Un funcionario estadounidense dijo a la cadena "Al Jazeera" que Washington cree que todavía hay una oportunidad para el camino diplomático en el manejo del programa nuclear de Irán, a pesar de la escalada en la región.
El funcionario explicó que el portaaviones USS Gerald R. Ford llegará a la región de Medio Oriente antes del fin de semana, como parte del refuerzo de la presencia militar estadounidense.
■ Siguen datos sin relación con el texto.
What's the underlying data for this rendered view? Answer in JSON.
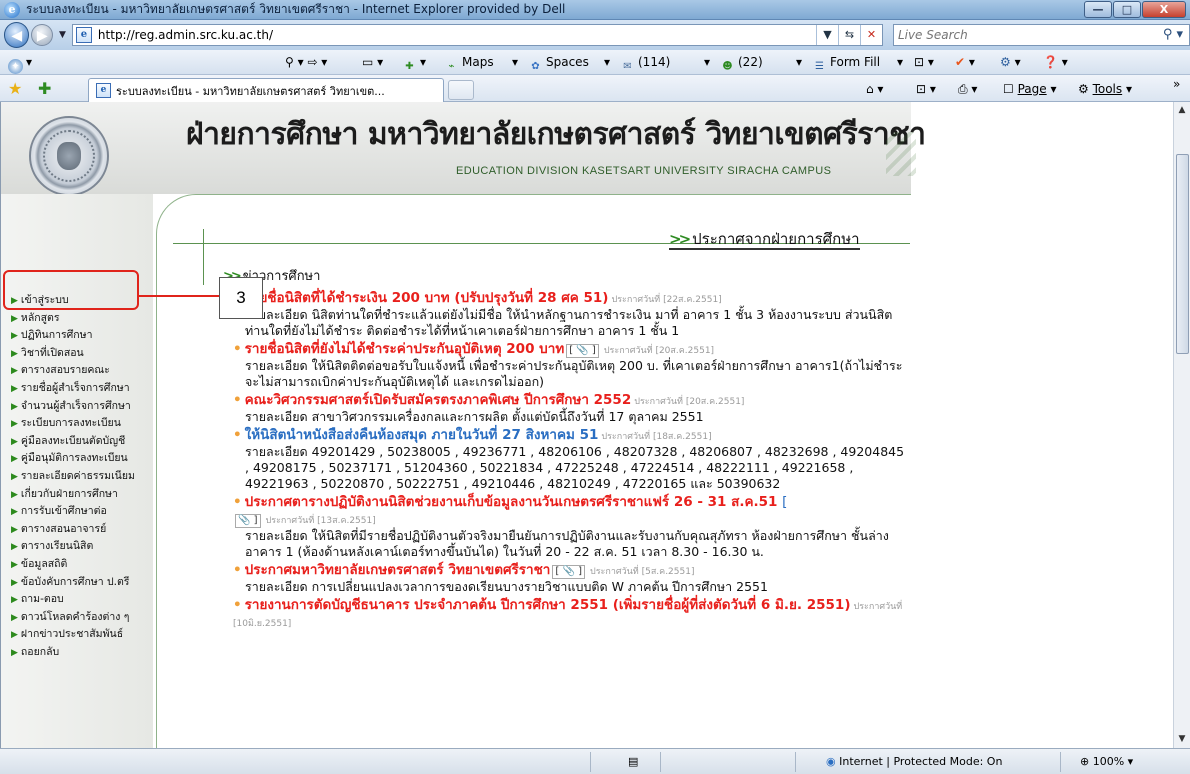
{
  "window": {
    "title": "ระบบลงทะเบียน - มหาวิทยาลัยเกษตรศาสตร์ วิทยาเขตศรีราชา - Internet Explorer provided by Dell",
    "minimize": "—",
    "maximize": "□",
    "close": "X"
  },
  "address": {
    "url": "http://reg.admin.src.ku.ac.th/",
    "search_placeholder": "Live Search"
  },
  "toolbar": {
    "maps": "Maps",
    "spaces": "Spaces",
    "mail_count": "(114)",
    "contacts_count": "(22)",
    "form_fill": "Form Fill"
  },
  "favbar": {
    "tab_title": "ระบบลงทะเบียน - มหาวิทยาลัยเกษตรศาสตร์ วิทยาเขต...",
    "page_menu": "Page",
    "tools_menu": "Tools",
    "chevron": "»"
  },
  "site": {
    "title": "ฝ่ายการศึกษา มหาวิทยาลัยเกษตรศาสตร์ วิทยาเขตศรีราชา",
    "subtitle": "EDUCATION DIVISION  KASETSART UNIVERSITY SIRACHA CAMPUS",
    "announce_heading": "ประกาศจากฝ่ายการศึกษา",
    "news_heading": "ข่าวการศึกษา"
  },
  "annotation": {
    "callout_number": "3"
  },
  "sidebar": {
    "items": [
      "เข้าสู่ระบบ",
      "หลักสูตร",
      "ปฏิทินการศึกษา",
      "วิชาที่เปิดสอน",
      "ตารางสอบรายคณะ",
      "รายชื่อผู้สำเร็จการศึกษา",
      "จำนวนผู้สำเร็จการศึกษา",
      "ระเบียบการลงทะเบียน",
      "คู่มือลงทะเบียนตัดบัญชี",
      "คู่มือนุมัติการลงทะเบียน",
      "รายละเอียดค่าธรรมเนียม",
      "เกี่ยวกับฝ่ายการศึกษา",
      "การรับเข้าศึกษาต่อ",
      "ตารางสอนอาจารย์",
      "ตารางเรียนนิสิต",
      "ข้อมูลสถิติ",
      "ข้อบังคับการศึกษา ป.ตรี",
      "ถาม-ตอบ",
      "ดาวน์โหลดคำร้องต่าง ๆ",
      "ฝากข่าวประชาสัมพันธ์",
      "ถอยกลับ"
    ]
  },
  "news": [
    {
      "title": "รายชื่อนิสิตที่ได้ชำระเงิน 200 บาท (ปรับปรุงวันที่ 28 ศค 51)",
      "date": "ประกาศวันที่ [22ส.ค.2551]",
      "desc": "รายละเอียด นิสิตท่านใดที่ชำระแล้วแต่ยังไม่มีชื่อ ให้นำหลักฐานการชำระเงิน มาที่ อาคาร 1 ชั้น 3 ห้องงานระบบ ส่วนนิสิตท่านใดที่ยังไม่ได้ชำระ ติดต่อชำระได้ที่หน้าเคาเตอร์ฝ่ายการศึกษา อาคาร 1 ชั้น 1"
    },
    {
      "title": "รายชื่อนิสิตที่ยังไม่ได้ชำระค่าประกันอุบัติเหตุ 200 บาท",
      "clip": "[ 📎 ]",
      "date": "ประกาศวันที่ [20ส.ค.2551]",
      "desc": "รายละเอียด ให้นิสิตติดต่อขอรับใบแจ้งหนี้ เพื่อชำระค่าประกันอุบัติเหตุ 200 บ. ที่เคาเตอร์ฝ่ายการศึกษา อาคาร1(ถ้าไม่ชำระจะไม่สามารถเบิกค่าประกันอุบัติเหตุได้ และเกรดไม่ออก)"
    },
    {
      "title": "คณะวิศวกรรมศาสตร์เปิดรับสมัครตรงภาคพิเศษ ปีการศึกษา 2552",
      "date": "ประกาศวันที่ [20ส.ค.2551]",
      "desc": "รายละเอียด สาขาวิศวกรรมเครื่องกลและการผลิต ตั้งแต่บัดนี้ถึงวันที่ 17 ตุลาคม 2551"
    },
    {
      "title": "ให้นิสิตนำหนังสือส่งคืนห้องสมุด ภายในวันที่ 27 สิงหาคม 51",
      "date": "ประกาศวันที่ [18ส.ค.2551]",
      "desc": "รายละเอียด 49201429 , 50238005 , 49236771 , 48206106 , 48207328 , 48206807 , 48232698 , 49204845 , 49208175 , 50237171 , 51204360 , 50221834 , 47225248 , 47224514 , 48222111 , 49221658 , 49221963 , 50220870 , 50222751 , 49210446 , 48210249 , 47220165 และ 50390632"
    },
    {
      "title": "ประกาศตารางปฏิบัติงานนิสิตช่วยงานเก็บข้อมูลงานวันเกษตรศรีราชาแฟร์ 26 - 31 ส.ค.51",
      "brk_open": "[",
      "clip": "📎 ]",
      "date": "ประกาศวันที่ [13ส.ค.2551]",
      "desc": "รายละเอียด ให้นิสิตที่มีรายชื่อปฏิบัติงานตัวจริงมายืนยันการปฏิบัติงานและรับงานกับคุณสุภัทรา ห้องฝ่ายการศึกษา ชั้นล่าง อาคาร 1 (ห้องด้านหลังเคาน์เตอร์ทางขึ้นบันได) ในวันที่ 20 - 22 ส.ค. 51 เวลา 8.30 - 16.30 น."
    },
    {
      "title": "ประกาศมหาวิทยาลัยเกษตรศาสตร์ วิทยาเขตศรีราชา",
      "clip": "[ 📎 ]",
      "date": "ประกาศวันที่ [5ส.ค.2551]",
      "desc": "รายละเอียด การเปลี่ยนแปลงเวลาการของดเรียนบางรายวิชาแบบติด W ภาคต้น ปีการศึกษา 2551"
    },
    {
      "title": "รายงานการตัดบัญชีธนาคาร ประจำภาคต้น ปีการศึกษา 2551 (เพิ่มรายชื่อผู้ที่ส่งตัดวันที่ 6 มิ.ย. 2551)",
      "date": "ประกาศวันที่ [10มิ.ย.2551]",
      "desc": ""
    }
  ],
  "status": {
    "zone": "Internet | Protected Mode: On",
    "zoom": "100%"
  },
  "colors": {
    "accent_green": "#2e8b22",
    "news_red": "#e8201c",
    "news_blue": "#2a6ec2",
    "annotation_red": "#e0241b"
  }
}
Agregó que los planes militares presentados al presidente estadounidense Donald Trump varían entre llevar a cabo un ataque limitado y derrocar al régimen en Irán, señalando que estos planes consideran las posibles repercusiones, incluido el escenario de la caída del régimen.
El funcionario indicó que las estimaciones estadounidenses sugieren que Irán podría entrar en guerra en múltiples frentes si sufre un ataque militar, subrayando que cualquier plan militar tiene en cuenta la protección de las fuerzas y los intereses estadounidenses, así como la protección de aliados y socios en la región.
Confirmó que el objetivo de cualquier operación militar potencial es asegurar que Irán no posea armas nucleares, enfatizando que no hay desacuerdo entre el jefe del Estado Mayor y el liderazgo político, ya que el papel de la institución militar se limita a presentar opciones y evaluaciones sin expresar una postura política.
En cuanto a la posibilidad de que Hezbollah entre en la confrontación, el funcionario señaló que eso dependerá del tamaño y la naturaleza del posible ataque militar contra Irán.